Do you have Hadoop in production use today?
We have Hadoop in heavy production use for ad-hoc analysis and for automated processes digesting terabytes of data.
Can you describe some use cases for Hadoop in your business?
We have scraped data from around the web, principally Social Networks. We use Hadoop for processing it on its own and to mash it up with other open & commercial datasets.
- We have a collection of 3 billion tweets (twitter messages) from 60+million users that we tokenize into 16B+ usages of 65M terms — more than a terabyte of data on its own. Using Pig and Wukong we can identify whom to follow, to understand how events and news stories resonate, and even to find dates.
- MLB has released a dataset describing the trajectory and full game state for every pitch of every game for the past several seasons. Smashing this against the hourly weather data produces a laboratory able with the potential to describe the physics of a knuckleball or the performance for pitcher’s age vs. game-time temperature.
How do you support Hadoop?
Operationally, we use the Amazon cloud and a collection of Chef recipes (that we’ve open-sourced). These let us spin up, use, and spin down clusters of one to hundreds of machines, using either local (persistent) HDFS or just push/pull from Amazon S3.
We have also been supporting Hadoop by giving back to the Hadoop open-source community.
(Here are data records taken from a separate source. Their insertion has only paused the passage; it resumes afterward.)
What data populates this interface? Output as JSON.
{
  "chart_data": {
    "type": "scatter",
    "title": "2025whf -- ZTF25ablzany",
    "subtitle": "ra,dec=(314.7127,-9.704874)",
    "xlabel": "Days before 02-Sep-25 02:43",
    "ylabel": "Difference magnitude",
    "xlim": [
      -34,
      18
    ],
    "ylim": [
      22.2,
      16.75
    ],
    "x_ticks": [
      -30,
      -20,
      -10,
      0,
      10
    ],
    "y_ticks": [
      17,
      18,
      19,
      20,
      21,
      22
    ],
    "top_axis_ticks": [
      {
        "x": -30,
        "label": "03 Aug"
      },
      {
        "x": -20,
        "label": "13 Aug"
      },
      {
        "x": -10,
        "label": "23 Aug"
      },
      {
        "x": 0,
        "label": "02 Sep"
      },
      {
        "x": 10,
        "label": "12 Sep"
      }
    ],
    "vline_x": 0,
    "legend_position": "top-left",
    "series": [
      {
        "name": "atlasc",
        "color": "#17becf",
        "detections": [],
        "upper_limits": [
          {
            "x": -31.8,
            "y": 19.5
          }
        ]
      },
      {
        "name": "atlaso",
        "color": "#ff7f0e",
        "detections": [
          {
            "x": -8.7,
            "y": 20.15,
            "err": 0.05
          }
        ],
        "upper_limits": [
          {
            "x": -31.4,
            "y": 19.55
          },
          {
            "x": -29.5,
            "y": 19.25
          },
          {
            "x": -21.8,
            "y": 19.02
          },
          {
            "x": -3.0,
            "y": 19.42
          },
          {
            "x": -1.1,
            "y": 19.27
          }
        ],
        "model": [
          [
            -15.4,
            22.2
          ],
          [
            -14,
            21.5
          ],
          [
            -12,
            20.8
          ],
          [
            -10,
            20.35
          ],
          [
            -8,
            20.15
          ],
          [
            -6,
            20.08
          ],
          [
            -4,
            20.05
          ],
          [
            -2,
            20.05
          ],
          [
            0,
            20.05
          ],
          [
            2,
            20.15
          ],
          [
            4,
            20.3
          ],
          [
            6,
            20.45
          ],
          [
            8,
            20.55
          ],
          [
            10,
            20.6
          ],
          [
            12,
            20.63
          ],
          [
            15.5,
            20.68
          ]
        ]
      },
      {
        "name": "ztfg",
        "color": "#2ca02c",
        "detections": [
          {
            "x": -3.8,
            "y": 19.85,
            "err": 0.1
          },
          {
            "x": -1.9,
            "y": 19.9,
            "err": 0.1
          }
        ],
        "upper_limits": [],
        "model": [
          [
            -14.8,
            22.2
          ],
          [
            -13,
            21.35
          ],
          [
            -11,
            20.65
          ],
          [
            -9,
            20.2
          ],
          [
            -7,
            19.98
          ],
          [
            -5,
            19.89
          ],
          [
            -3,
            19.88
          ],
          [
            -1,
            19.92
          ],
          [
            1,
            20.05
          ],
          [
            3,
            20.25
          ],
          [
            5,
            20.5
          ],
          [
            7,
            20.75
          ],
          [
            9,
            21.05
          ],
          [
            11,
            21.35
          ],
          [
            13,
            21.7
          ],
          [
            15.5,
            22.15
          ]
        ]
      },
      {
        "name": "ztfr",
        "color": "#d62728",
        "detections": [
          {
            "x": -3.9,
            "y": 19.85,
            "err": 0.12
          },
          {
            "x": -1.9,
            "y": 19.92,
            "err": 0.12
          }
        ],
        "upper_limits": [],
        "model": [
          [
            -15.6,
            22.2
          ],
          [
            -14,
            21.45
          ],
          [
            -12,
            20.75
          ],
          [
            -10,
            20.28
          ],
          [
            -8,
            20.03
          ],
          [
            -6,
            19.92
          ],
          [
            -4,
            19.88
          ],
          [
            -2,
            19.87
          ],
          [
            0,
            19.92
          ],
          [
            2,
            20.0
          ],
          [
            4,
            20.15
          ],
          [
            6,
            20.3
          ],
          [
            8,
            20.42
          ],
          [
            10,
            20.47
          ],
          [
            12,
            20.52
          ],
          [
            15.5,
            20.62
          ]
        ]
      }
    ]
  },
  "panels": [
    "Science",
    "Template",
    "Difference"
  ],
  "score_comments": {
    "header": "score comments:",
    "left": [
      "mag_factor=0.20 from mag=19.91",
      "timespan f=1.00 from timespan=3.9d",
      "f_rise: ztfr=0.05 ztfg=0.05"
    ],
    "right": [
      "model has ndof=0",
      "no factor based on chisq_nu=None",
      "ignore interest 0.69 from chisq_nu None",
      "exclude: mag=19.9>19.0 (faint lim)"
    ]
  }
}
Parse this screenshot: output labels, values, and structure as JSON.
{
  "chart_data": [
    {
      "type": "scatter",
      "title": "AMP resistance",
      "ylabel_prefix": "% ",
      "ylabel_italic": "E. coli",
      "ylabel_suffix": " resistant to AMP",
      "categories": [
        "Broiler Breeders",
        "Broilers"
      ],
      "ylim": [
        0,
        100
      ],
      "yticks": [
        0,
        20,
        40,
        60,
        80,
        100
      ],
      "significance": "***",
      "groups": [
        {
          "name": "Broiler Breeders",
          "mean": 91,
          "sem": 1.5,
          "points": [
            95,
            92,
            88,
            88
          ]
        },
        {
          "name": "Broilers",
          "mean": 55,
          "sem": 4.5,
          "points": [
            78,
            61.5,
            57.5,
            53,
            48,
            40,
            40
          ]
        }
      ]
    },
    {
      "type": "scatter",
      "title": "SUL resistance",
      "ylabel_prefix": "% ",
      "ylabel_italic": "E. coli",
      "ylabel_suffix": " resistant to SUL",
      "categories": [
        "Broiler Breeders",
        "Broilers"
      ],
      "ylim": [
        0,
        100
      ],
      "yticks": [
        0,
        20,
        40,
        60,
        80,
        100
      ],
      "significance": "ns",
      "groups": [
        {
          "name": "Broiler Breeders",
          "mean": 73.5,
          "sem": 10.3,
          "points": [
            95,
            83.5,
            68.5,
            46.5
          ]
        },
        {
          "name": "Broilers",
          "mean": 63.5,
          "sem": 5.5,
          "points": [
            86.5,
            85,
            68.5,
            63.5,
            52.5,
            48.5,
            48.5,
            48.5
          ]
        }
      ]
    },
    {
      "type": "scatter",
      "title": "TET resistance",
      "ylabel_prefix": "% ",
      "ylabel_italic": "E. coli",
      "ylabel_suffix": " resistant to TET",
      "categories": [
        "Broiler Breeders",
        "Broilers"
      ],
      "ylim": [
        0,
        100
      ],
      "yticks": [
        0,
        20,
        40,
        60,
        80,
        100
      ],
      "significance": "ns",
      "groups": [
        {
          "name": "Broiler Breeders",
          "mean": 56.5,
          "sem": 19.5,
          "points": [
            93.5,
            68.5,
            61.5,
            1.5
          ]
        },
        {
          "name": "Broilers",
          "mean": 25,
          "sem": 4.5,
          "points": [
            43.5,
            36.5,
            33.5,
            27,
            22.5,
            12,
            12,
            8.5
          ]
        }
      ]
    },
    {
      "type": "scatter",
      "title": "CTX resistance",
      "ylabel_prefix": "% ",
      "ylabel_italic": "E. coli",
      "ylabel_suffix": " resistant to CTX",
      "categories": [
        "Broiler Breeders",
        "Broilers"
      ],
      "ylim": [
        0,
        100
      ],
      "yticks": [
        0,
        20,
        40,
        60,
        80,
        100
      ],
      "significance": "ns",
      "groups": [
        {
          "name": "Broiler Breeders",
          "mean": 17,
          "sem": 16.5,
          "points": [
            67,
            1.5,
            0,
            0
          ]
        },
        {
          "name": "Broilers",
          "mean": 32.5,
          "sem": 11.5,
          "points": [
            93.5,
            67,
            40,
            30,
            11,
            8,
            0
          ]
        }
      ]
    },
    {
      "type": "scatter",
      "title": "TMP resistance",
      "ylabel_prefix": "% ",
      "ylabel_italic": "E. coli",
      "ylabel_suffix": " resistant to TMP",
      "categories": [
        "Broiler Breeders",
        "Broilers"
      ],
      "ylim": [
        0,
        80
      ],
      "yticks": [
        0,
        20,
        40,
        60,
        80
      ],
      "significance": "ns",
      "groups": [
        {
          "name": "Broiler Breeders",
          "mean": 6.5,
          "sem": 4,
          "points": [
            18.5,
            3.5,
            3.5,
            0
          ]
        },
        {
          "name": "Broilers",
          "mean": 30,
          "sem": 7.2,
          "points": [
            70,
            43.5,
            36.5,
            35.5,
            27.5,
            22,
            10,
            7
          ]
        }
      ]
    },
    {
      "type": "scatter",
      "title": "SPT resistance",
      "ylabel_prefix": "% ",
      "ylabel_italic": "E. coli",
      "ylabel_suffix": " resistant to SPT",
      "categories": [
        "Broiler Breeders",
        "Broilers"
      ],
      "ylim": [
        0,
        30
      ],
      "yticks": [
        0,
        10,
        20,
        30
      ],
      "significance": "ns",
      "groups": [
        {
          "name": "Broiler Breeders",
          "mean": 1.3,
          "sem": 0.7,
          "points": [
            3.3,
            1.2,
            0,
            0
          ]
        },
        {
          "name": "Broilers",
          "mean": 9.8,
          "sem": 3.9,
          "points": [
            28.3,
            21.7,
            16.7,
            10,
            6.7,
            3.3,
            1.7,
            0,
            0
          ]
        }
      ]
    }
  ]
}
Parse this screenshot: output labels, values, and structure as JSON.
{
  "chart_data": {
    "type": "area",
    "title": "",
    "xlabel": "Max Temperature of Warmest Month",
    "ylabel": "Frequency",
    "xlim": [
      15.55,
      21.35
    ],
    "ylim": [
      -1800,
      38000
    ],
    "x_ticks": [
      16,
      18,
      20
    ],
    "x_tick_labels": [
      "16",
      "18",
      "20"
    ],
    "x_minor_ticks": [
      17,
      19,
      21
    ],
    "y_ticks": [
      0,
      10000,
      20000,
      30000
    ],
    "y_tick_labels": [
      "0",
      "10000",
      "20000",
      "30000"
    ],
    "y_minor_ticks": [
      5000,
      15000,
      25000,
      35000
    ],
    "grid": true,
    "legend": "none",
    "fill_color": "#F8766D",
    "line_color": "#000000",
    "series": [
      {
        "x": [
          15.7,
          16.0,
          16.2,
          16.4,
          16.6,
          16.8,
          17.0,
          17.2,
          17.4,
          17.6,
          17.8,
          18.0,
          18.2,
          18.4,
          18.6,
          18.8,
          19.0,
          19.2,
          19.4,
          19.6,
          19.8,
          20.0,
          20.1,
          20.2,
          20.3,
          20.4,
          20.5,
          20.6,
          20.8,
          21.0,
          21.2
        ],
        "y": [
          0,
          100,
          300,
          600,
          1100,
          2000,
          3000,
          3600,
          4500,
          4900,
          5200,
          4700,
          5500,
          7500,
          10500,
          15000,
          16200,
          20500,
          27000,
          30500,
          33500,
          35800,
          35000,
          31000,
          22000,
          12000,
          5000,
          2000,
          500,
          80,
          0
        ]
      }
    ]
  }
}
- Wukong (our Ruby-language toolkit for Hadoop), which we believe is the easiest and most fun way to write map-reduce programs.
- At Hadoop World we’ll be announcing Chimpmark, a target benchmark for implementers and users of big data tools. It’s a collection of large scale datasets, accompanying challenges, and reference implementations that let you profile, tune and more deeply understand your hadoop system.
- ClusterChef, the cluster management toolkit I described above.
How has Hadoop improved your business?
Most of the stuff we use Hadoop for would be otherwise impossible.
What are you hoping to get out of your time at Hadoop World?
- Learn Ideas.
- Popularize and receive feedback on the development of a data marketplace.
- Hear where the world of Big Data is going.